At home in LA, she’s building a new life with this in mind. She frequents local comedy clubs. She hosts dinner parties. She is always on the look-out for more hobbies to develop the ‘McKenzie’ part of her.

“The biggest difference between MOTHICA and McKenzie?” she ponders, unprompted. “Sadly, it’s that MOTHICA wears a wig and a corset and McKenzie dresses like a 12-year-old boy.”

It’s not 2024 anymore. In 2026, McKenzie has hope. She has a sense of humour as a suit of armour. And, of course, she has Pee-wee.

“He gets me out of the house in the morning because he wasn’t potty trained when I got him,” she smiles, looking at the lil’ ball of fur as our conversation comes to an end. “As a musician, it’s very easy for me to not leave my house or see people for days. Nowadays I’m outside, the sun is on me and I’m walking. I never thought I would be able to be responsible for something else.

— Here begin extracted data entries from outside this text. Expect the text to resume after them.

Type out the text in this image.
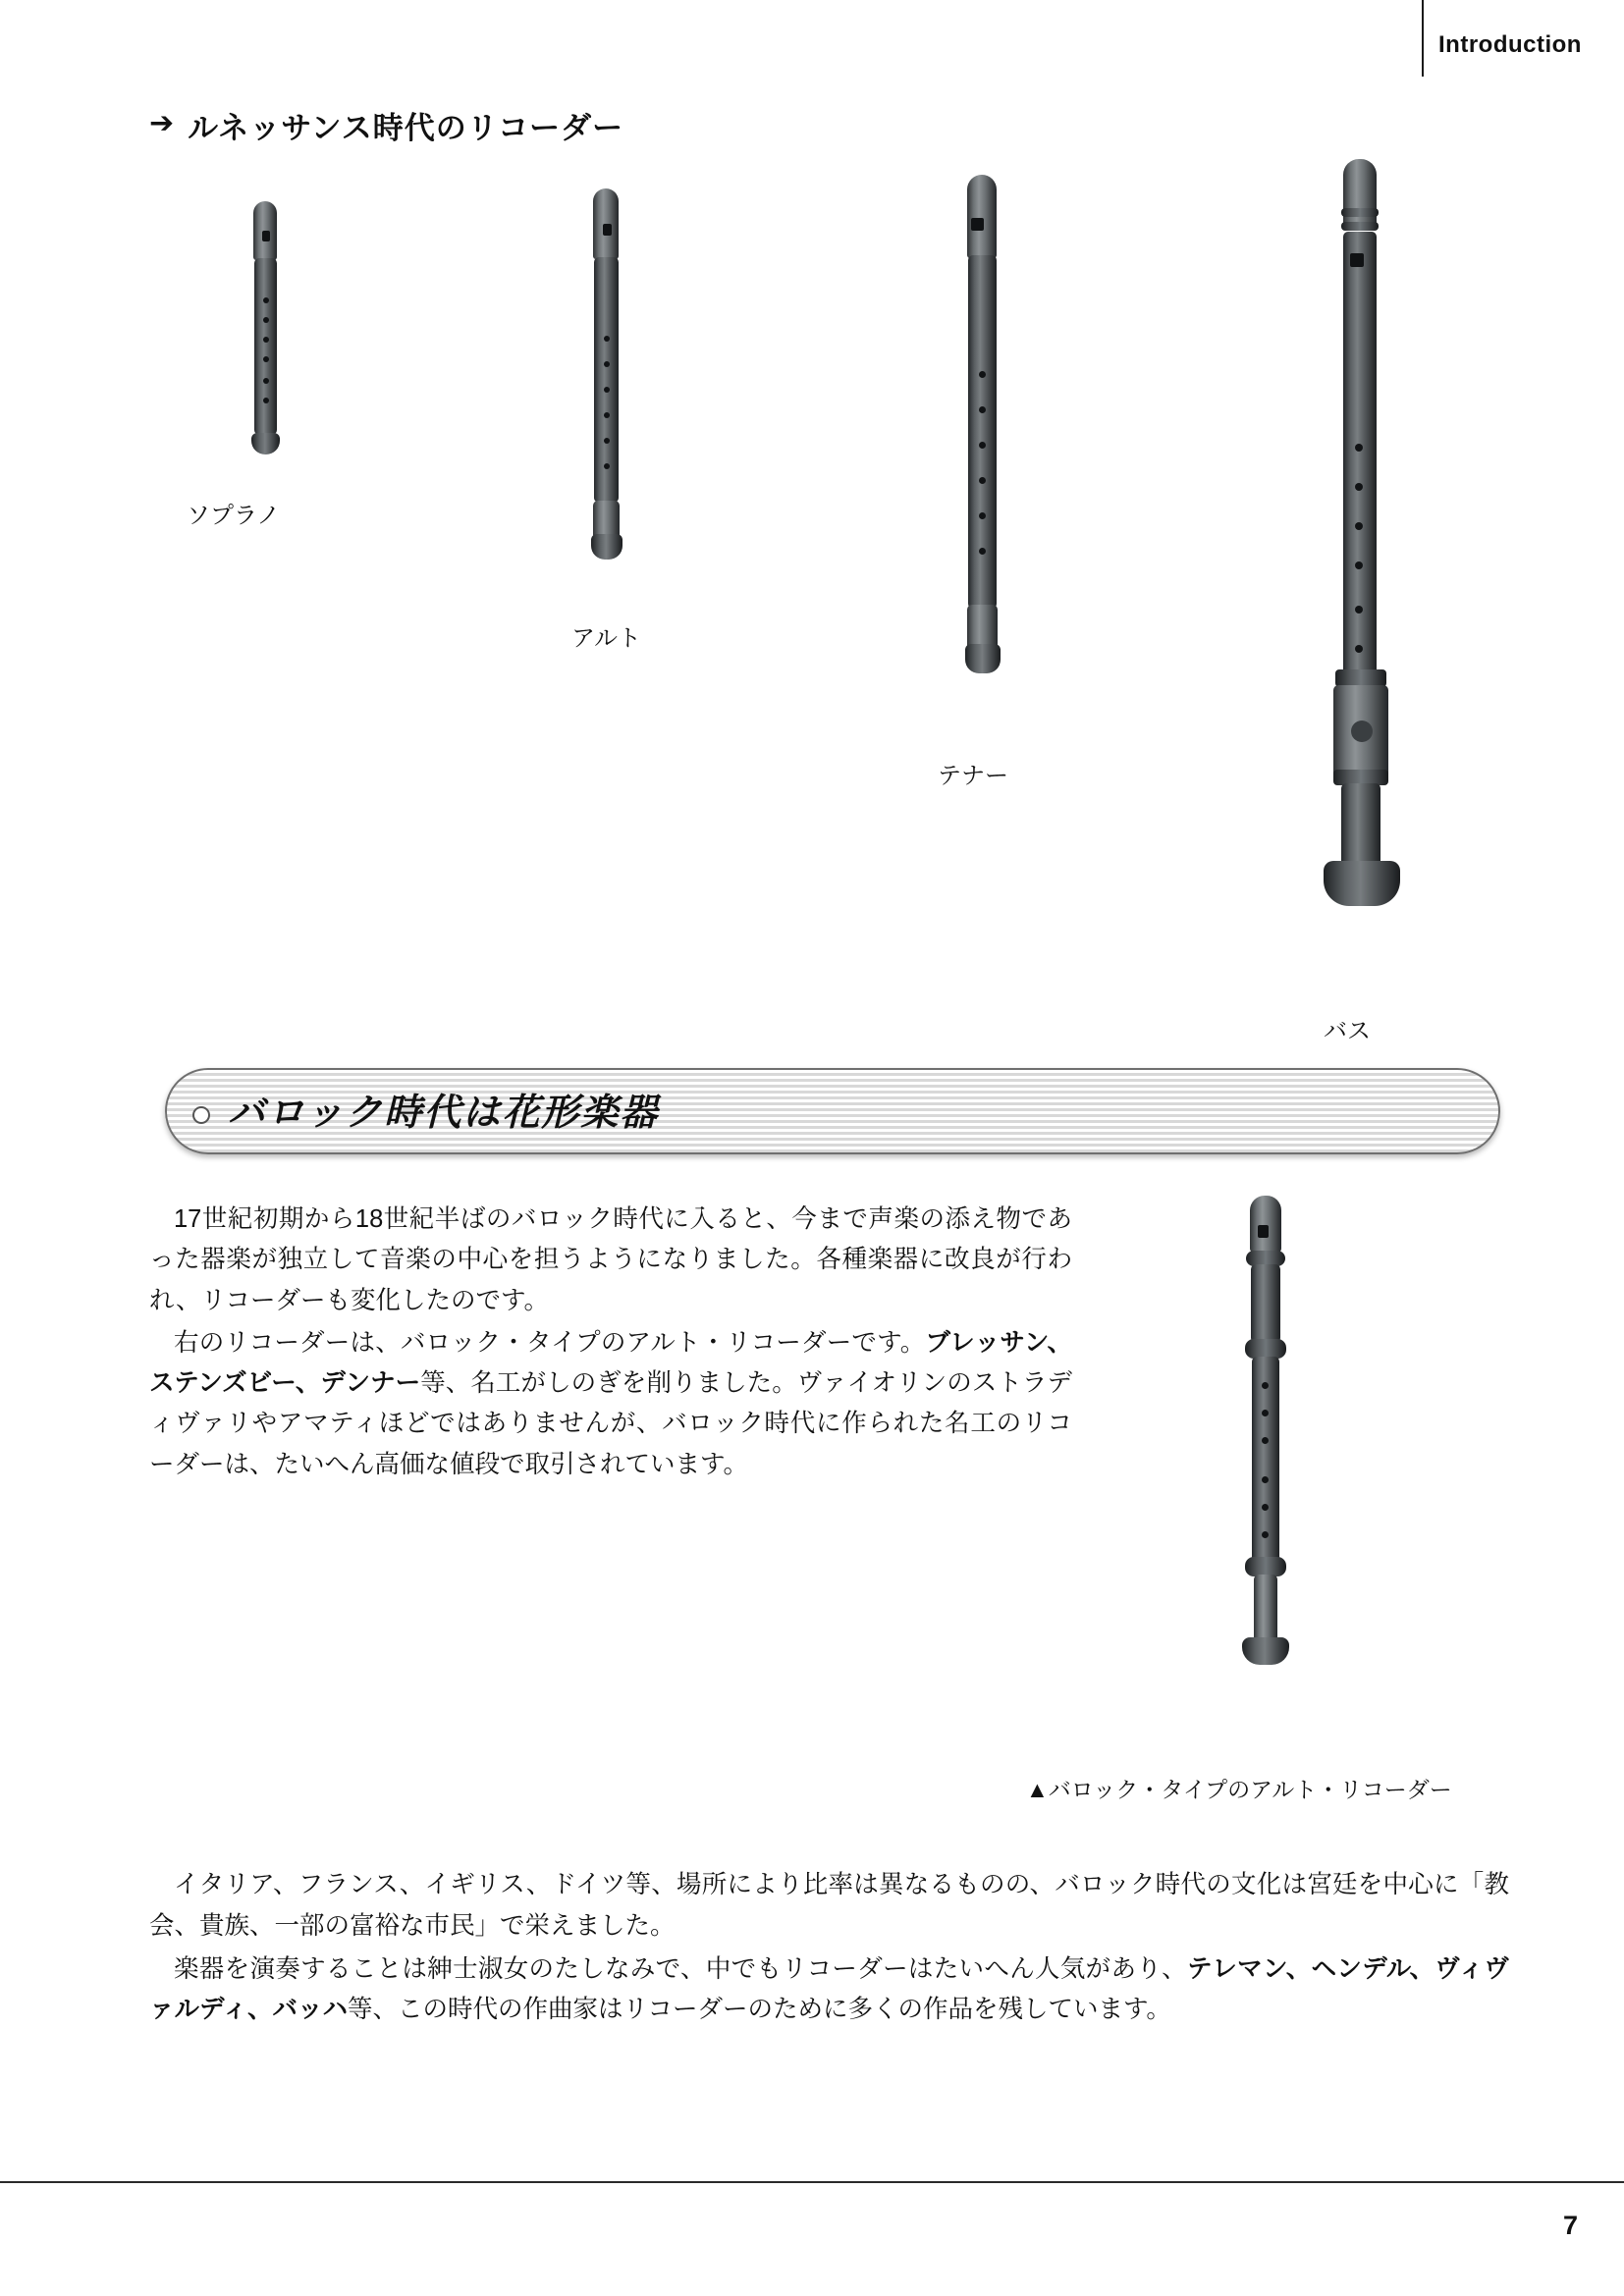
Introduction
➔ ルネッサンス時代のリコーダー
ソプラノ
アルト
テナー
バス
バロック時代は花形楽器

17世紀初期から18世紀半ばのバロック時代に入ると、今まで声楽の添え物であった器楽が独立して音楽の中心を担うようになりました。各種楽器に改良が行われ、リコーダーも変化したのです。

右のリコーダーは、バロック・タイプのアルト・リコーダーです。ブレッサン、ステンズビー、デンナー等、名工がしのぎを削りました。ヴァイオリンのストラディヴァリやアマティほどではありませんが、バロック時代に作られた名工のリコーダーは、たいへん高価な値段で取引されています。

▲バロック・タイプのアルト・リコーダー

イタリア、フランス、イギリス、ドイツ等、場所により比率は異なるものの、バロック時代の文化は宮廷を中心に「教会、貴族、一部の富裕な市民」で栄えました。

楽器を演奏することは紳士淑女のたしなみで、中でもリコーダーはたいへん人気があり、テレマン、ヘンデル、ヴィヴァルディ、バッハ等、この時代の作曲家はリコーダーのために多くの作品を残しています。

7
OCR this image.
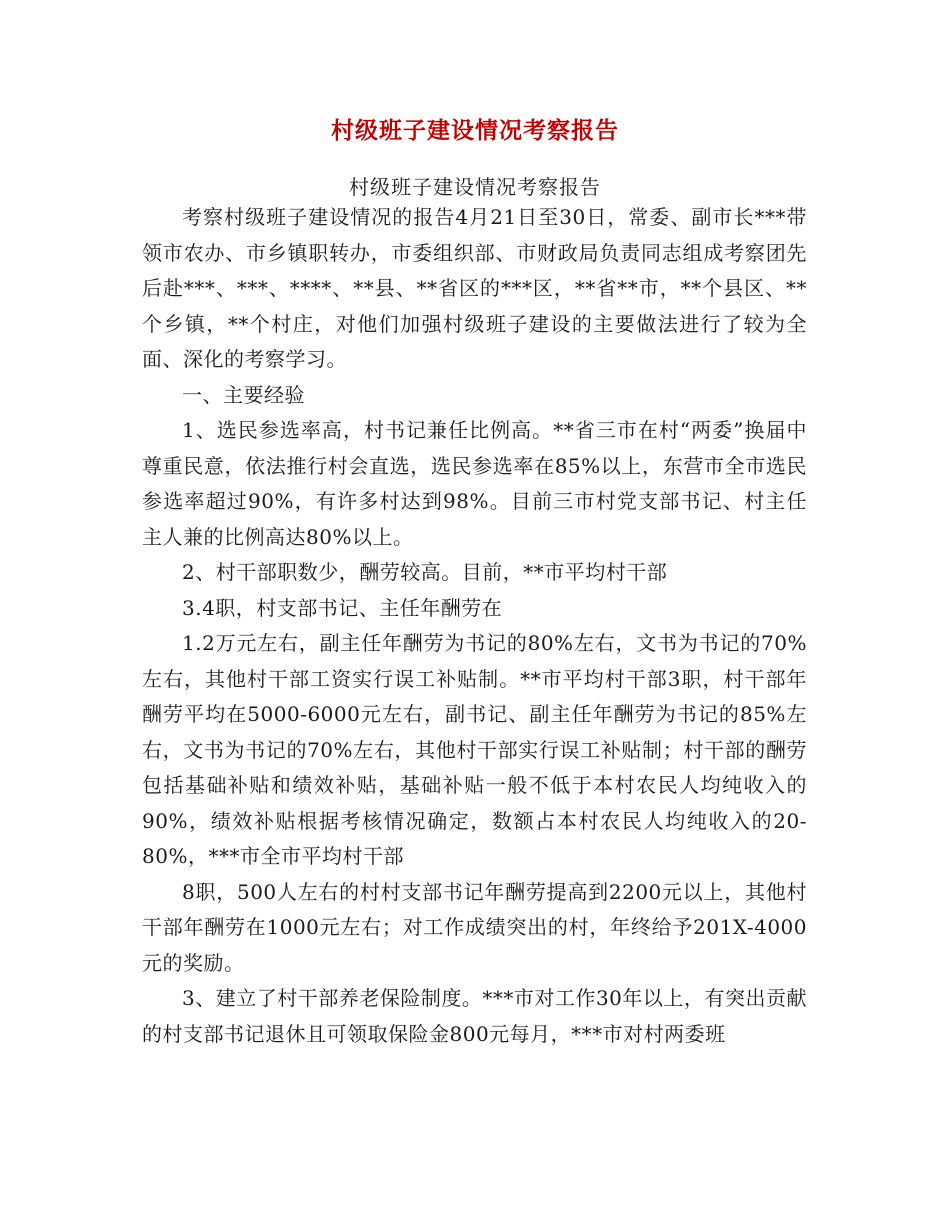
村级班子建设情况考察报告
村级班子建设情况考察报告

考察村级班子建设情况的报告4月21日至30日，常委、副市长***带领市农办、市乡镇职转办，市委组织部、市财政局负责同志组成考察团先后赴***、***、****、**县、**省区的***区，**省**市，**个县区、**个乡镇，**个村庄，对他们加强村级班子建设的主要做法进行了较为全面、深化的考察学习。

一、主要经验

1、选民参选率高，村书记兼任比例高。**省三市在村“两委”换届中尊重民意，依法推行村会直选，选民参选率在85%以上，东营市全市选民参选率超过90%，有许多村达到98%。目前三市村党支部书记、村主任主人兼的比例高达80%以上。

2、村干部职数少，酬劳较高。目前，**市平均村干部

3.4职，村支部书记、主任年酬劳在

1.2万元左右，副主任年酬劳为书记的80%左右，文书为书记的70%左右，其他村干部工资实行误工补贴制。**市平均村干部3职，村干部年酬劳平均在5000-6000元左右，副书记、副主任年酬劳为书记的85%左右，文书为书记的70%左右，其他村干部实行误工补贴制；村干部的酬劳包括基础补贴和绩效补贴，基础补贴一般不低于本村农民人均纯收入的90%，绩效补贴根据考核情况确定，数额占本村农民人均纯收入的20-80%，***市全市平均村干部

8职，500人左右的村村支部书记年酬劳提高到2200元以上，其他村干部年酬劳在1000元左右；对工作成绩突出的村，年终给予201X-4000元的奖励。

3、建立了村干部养老保险制度。***市对工作30年以上，有突出贡献的村支部书记退休且可领取保险金800元每月，***市对村两委班
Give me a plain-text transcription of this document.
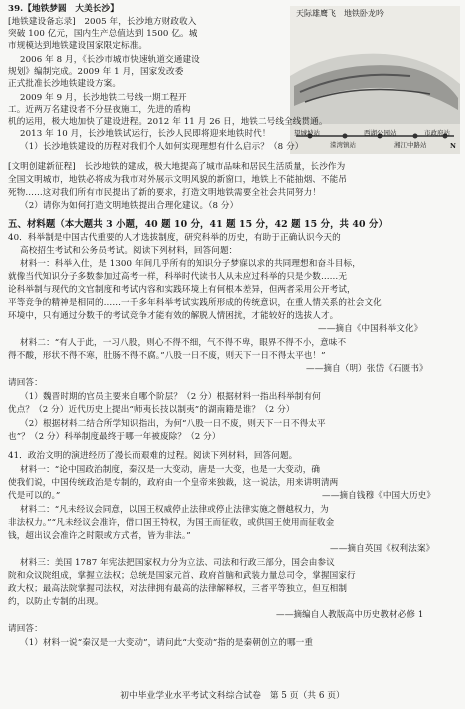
天际雄鹰飞　地铁卧龙吟
望城坡站
溁湾镇站
西湖公园站
湘江中路站
市政府站
N
39.【地铁梦圆　大美长沙】
[地铁建设备忘录]　2005 年，长沙地方财政收入
突破 100 亿元，国内生产总值达到 1500 亿。城
市规模达到地铁建设国家限定标准。
2006 年 8 月，《长沙市城市快速轨道交通建设
规划》编制完成。2009 年 1 月，国家发改委
正式批准长沙地铁建设方案。
2009 年 9 月，长沙地铁二号线一期工程开
工。近两万名建设者不分昼夜施工，先进的盾构
机的运用，极大地加快了建设进程。2012 年 11 月 26 日，地铁二号线全线贯通。
2013 年 10 月，长沙地铁试运行，长沙人民即将迎来地铁时代！
（1）长沙地铁建设的历程对我们个人如何实现理想有什么启示？（8 分）
[文明创建新征程]　长沙地铁的建成，极大地提高了城市品味和居民生活质量，长沙作为
全国文明城市，地铁必将成为我市对外展示文明风貌的新窗口，地铁上不能抽烟、不能吊
死物……这对我们所有市民提出了新的要求，打造文明地铁需要全社会共同努力！
（2）请你为如何打造文明地铁提出合理化建议。（8 分）
五、材料题（本大题共 3 小题，40 题 10 分，41 题 15 分，42 题 15 分，共 40 分）
40．科举制是中国古代重要的人才选拔制度，研究科举的历史，有助于正确认识今天的
高校招生考试和公务员考试。阅读下列材料，回答问题：
材料一：科举入仕，是 1300 年间几乎所有的知识分子梦寐以求的共同理想和奋斗目标，
就像当代知识分子多数参加过高考一样，科举时代读书人从未应过科举的只是少数……无
论科举制与现代的文官制度和考试内容和实践环境上有何根本差异，但两者采用公开考试，
平等竞争的精神是相同的……一千多年科举考试实践所形成的传统意识，在重人情关系的社会文化
环境中，只有通过分数千的考试竞争才能有效的解脱人情困扰，才能较好的选拔人才。
——摘自《中国科举文化》
材料二：“有人于此，一习八股，则心不得不细，气不得不卑，眼界不得不小，意味不
得不酸，形状不得不寒，肚肠不得不腐。”八股一日不废，则天下一日不得太平也！”
——摘自（明）张岱《石匮书》
请回答：
（1）魏晋时期的官员主要来自哪个阶层？（2 分）根据材料一指出科举制有何
优点？（2 分）近代历史上提出“师夷长技以制夷”的湖南籍是谁？（2 分）
（2）根据材料二结合所学知识指出，为何“八股一日不废，则天下一日不得太平
也”？（2 分）科举制度最终于哪一年被废除？（2 分）
41．政治文明的演进经历了漫长而艰难的过程。阅读下列材料，回答问题。
材料一：“论中国政治制度，秦汉是一大变动，唐是一大变，也是一大变动，确
使我们说，中国传统政治是专制的，政府由一个皇帝来独裁，这一说法，用来讲明清两
代是可以的。”	——摘自钱穆《中国大历史》
材料二：“凡未经议会同意，以国王权威停止法律或停止法律实施之僭越权力，为
非法权力。”“凡未经议会准许，借口国王特权，为国王而征收，或供国王使用而征收金
钱，超出议会准许之时限或方式者，皆为非法。”
——摘自英国《权利法案》
材料三：美国 1787 年宪法把国家权力分为立法、司法和行政三部分，国会由参议
院和众议院组成，掌握立法权；总统是国家元首、政府首脑和武装力量总司令，掌握国家行
政大权；最高法院掌握司法权，对法律拥有最高的法律解释权，三者平等独立，但互相制
约，以防止专制的出现。
——摘编自人教版高中历史教材必修 1
请回答：
（1）材料一说“秦汉是一大变动”，请问此“大变动”指的是秦朝创立的哪一重
初中毕业学业水平考试文科综合试卷　第 5 页（共 6 页）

It gives you such confidence when you can keep something alive. That’s a big thing. Like I said earlier, I can’t just go around my apartment overthinking and feeling bad for myself.”

She issues one last smile.

“My whole mental capacity is taken up by improvising songs for my dog and telling him how tiny he is and how he’s getting smaller every day.”

MOTHICA’s new EP Somewhere In Between is released on February 20 via SharpTone.